Само собой, довольно много вещей мы собрали по округе — и брошенных по дорогам, и с домов — как оставленных хозяевами, так и нет. Естественно, некоторые были этим недовольны, роптали, и, хотя мы и выдавали расписки в реквизиции вещей с их описанием, но мало кто верил, что их когда-нибудь удастся вернуть хотя бы деньгами. Но у нас просто не было другого выхода — без таких жестких мер половина народа зимой просто замерзнет. Но большинство относилось к таким мерам все-таки с пониманием — статьи в газетах, беседы с депутатами — все это приводило людей к пониманию того, что все мы находимся в одной лодке, поэтому местное население и само несло на сборные пункты довольно много одежды, некоторых даже приходилось заворачивать, так как они норовили оставить собственные семьи без последних штанов, что конечно же было не дело — есть излишки — сдай, но и сам не оставайся голым, иначе придется заботиться уже о тебе.

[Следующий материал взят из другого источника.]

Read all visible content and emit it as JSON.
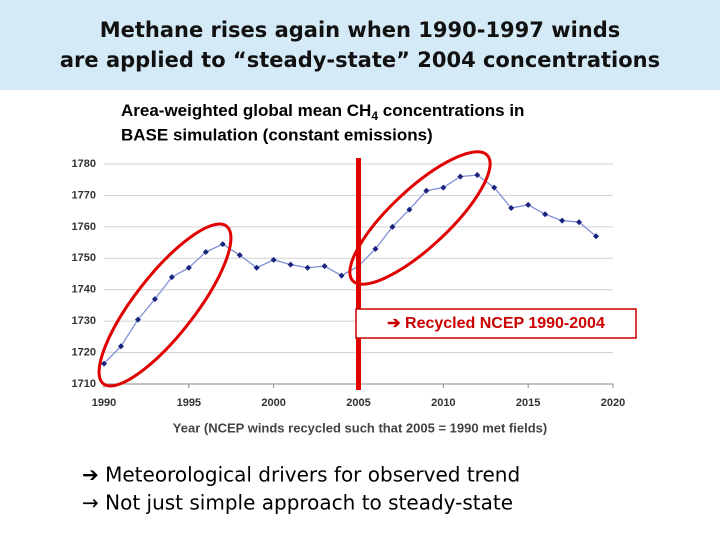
{
  "chart_data": {
    "type": "line",
    "title": [
      "Methane rises again when 1990-1997 winds",
      "are applied to “steady-state” 2004 concentrations"
    ],
    "subtitle": [
      "Area-weighted global mean CH",
      "4",
      " concentrations in",
      "BASE simulation (constant emissions)"
    ],
    "x_label": "Year (NCEP winds recycled such that 2005 = 1990 met fields)",
    "x": [
      1990,
      1991,
      1992,
      1993,
      1994,
      1995,
      1996,
      1997,
      1998,
      1999,
      2000,
      2001,
      2002,
      2003,
      2004,
      2005,
      2006,
      2007,
      2008,
      2009,
      2010,
      2011,
      2012,
      2013,
      2014,
      2015,
      2016,
      2017,
      2018,
      2019
    ],
    "values": [
      1716.5,
      1722,
      1730.5,
      1737,
      1744,
      1747,
      1752,
      1754.5,
      1751,
      1747,
      1749.5,
      1748,
      1747,
      1747.5,
      1744.5,
      1747.5,
      1753,
      1760,
      1765.5,
      1771.5,
      1772.5,
      1776,
      1776.5,
      1772.5,
      1766,
      1767,
      1764,
      1762,
      1761.5,
      1757
    ],
    "color": "#7f8fd6",
    "marker_color": "#1a237e",
    "xlim": [
      1990,
      2020
    ],
    "xticks": [
      1990,
      1995,
      2000,
      2005,
      2010,
      2015,
      2020
    ],
    "ylim": [
      1710,
      1780
    ],
    "yticks": [
      1710,
      1720,
      1730,
      1740,
      1750,
      1760,
      1770,
      1780
    ],
    "grid": true,
    "reference_line": {
      "x": 2005,
      "color": "#e00000"
    },
    "annotation": "➔ Recycled NCEP 1990-2004",
    "notes": [
      "➔ Meteorological drivers for observed trend",
      "→ Not just simple approach to steady-state"
    ]
  }
}
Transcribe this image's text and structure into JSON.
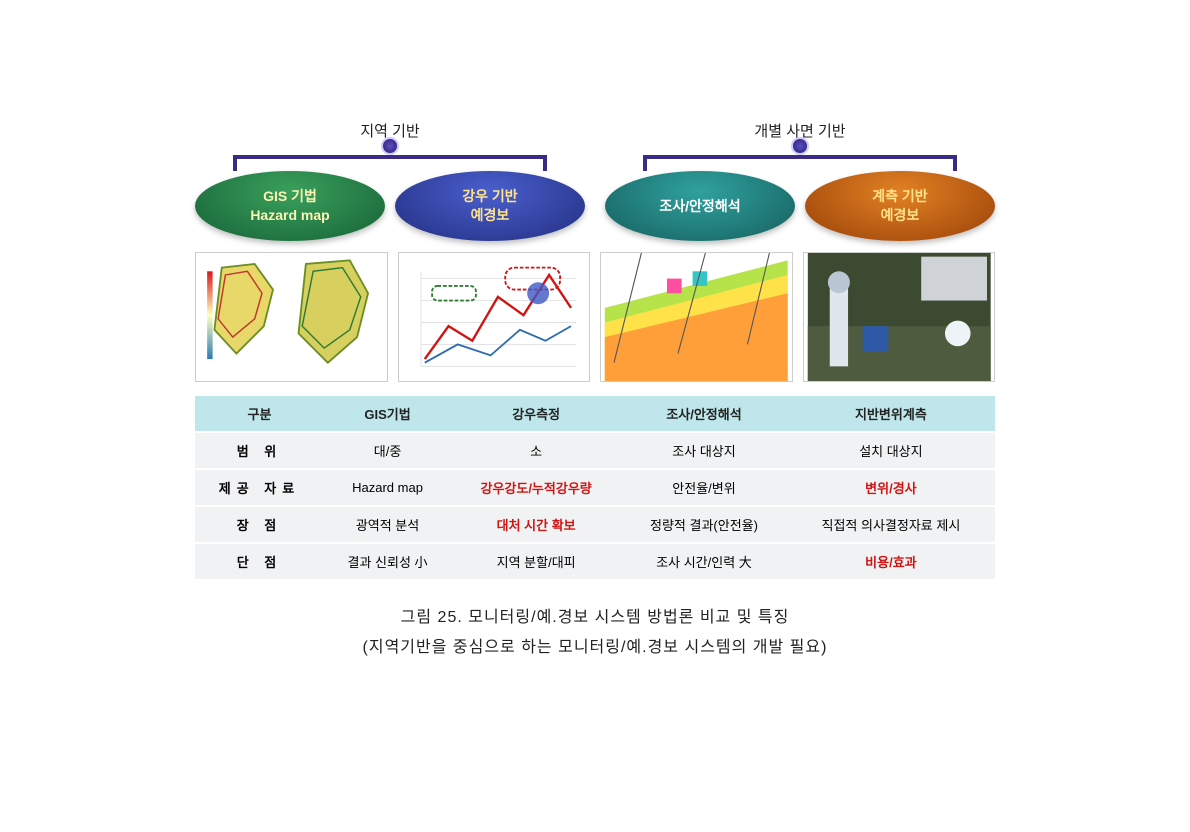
{
  "branches": {
    "left": {
      "title": "지역 기반",
      "bracket_color": "#3a2c86",
      "ellipses": [
        {
          "style": "green",
          "line1": "GIS 기법",
          "line2": "Hazard map"
        },
        {
          "style": "blue",
          "line1": "강우 기반",
          "line2": "예경보"
        }
      ]
    },
    "right": {
      "title": "개별 사면 기반",
      "bracket_color": "#3a2c86",
      "ellipses": [
        {
          "style": "teal",
          "line1": "조사/안정해석",
          "line2": ""
        },
        {
          "style": "orange",
          "line1": "계측 기반",
          "line2": "예경보"
        }
      ]
    }
  },
  "table": {
    "header_bg": "#bfe6ea",
    "row_bg": "#f1f2f3",
    "red": "#d01515",
    "columns": [
      "구분",
      "GIS기법",
      "강우측정",
      "조사/안정해석",
      "지반변위계측"
    ],
    "rows": [
      {
        "label": "범   위",
        "cells": [
          {
            "text": "대/중",
            "red": false
          },
          {
            "text": "소",
            "red": false
          },
          {
            "text": "조사 대상지",
            "red": false
          },
          {
            "text": "설치 대상지",
            "red": false
          }
        ]
      },
      {
        "label": "제공 자료",
        "cells": [
          {
            "text": "Hazard map",
            "red": false
          },
          {
            "text": "강우강도/누적강우량",
            "red": true
          },
          {
            "text": "안전율/변위",
            "red": false
          },
          {
            "text": "변위/경사",
            "red": true
          }
        ]
      },
      {
        "label": "장   점",
        "cells": [
          {
            "text": "광역적 분석",
            "red": false
          },
          {
            "text": "대처 시간 확보",
            "red": true
          },
          {
            "text": "정량적 결과(안전율)",
            "red": false
          },
          {
            "text": "직접적 의사결정자료 제시",
            "red": false
          }
        ]
      },
      {
        "label": "단   점",
        "cells": [
          {
            "text": "결과 신뢰성 小",
            "red": false
          },
          {
            "text": "지역 분할/대피",
            "red": false
          },
          {
            "text": "조사 시간/인력 大",
            "red": false
          },
          {
            "text": "비용/효과",
            "red": true
          }
        ]
      }
    ]
  },
  "caption": {
    "line1": "그림 25.  모니터링/예.경보  시스템  방법론  비교  및  특징",
    "line2": "(지역기반을  중심으로  하는  모니터링/예.경보  시스템의  개발  필요)"
  },
  "thumb_icons": [
    "hazard-map",
    "rain-chart",
    "slope-section",
    "sensor-photo"
  ]
}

По-началу некоторые люди играли и нашим и вашим — и хорошо если только восточникам, а то и сотрудничали с немецкой агентурой. Как повернется ситуация — неизвестно, что ожидать от нас — тоже — вот и метались. Тем более что сотрудничество с восточниками не рассматривали как предательство — все-таки те были законной властью, а мы — непонятно кем, хотя за нами и стояла сила, и мы как-то налаживали жизнь, производство — поэтому не уходили, выжидали. Но и пытались усидеть на двух стульях. А с середины осени, когда были налажены какие-то процессы производства и обеспечения, когда стала видна перспектива, народ как-то стал все более охотно включаться в общие дела, участвовать в строительстве новой жизни. А что жизнь новая, они видели в том числе и по тону газетных статей — к этому времени у меня уже была подобрана команда корреспондентов, которую я натаскал в плане того, что и, главное, как освещать в прессе — естественно, освещать наши успехи, но сдабривать их не столько лозунгами, сколько человеческими эмоциями, хотя и без лозунгов мы обойтись не могли — призыв в это время значил еще очень много. И если поначалу нас слушались, потому что у нас была хоть какая-то структура власти, которую подтверждали документы с привычными печатями, и которую подкрепляла организованная военная сила, то со временем для большинства это стало уже не столько послушанием, сколько присоединением к великим делам по велению сердца — мы делали дело, против пользы которого мог спорить только отъявленный враг, поэтому все затихли — большинство поддержали, а некоторые, самые отпетые большевики и националисты — затихли на время. Снова ходим по краю пропасти. Но тут уж ничего не поделаешь — приходится самим становиться игроками, рассчитывать не на кого, никто не даст правильного решения и не проконтролирует. Бремя ответственности за решения — они влияют на судьбы людей — собственно, оно заключается в страхе перед тем, как отнесутся люди к твоим действиям.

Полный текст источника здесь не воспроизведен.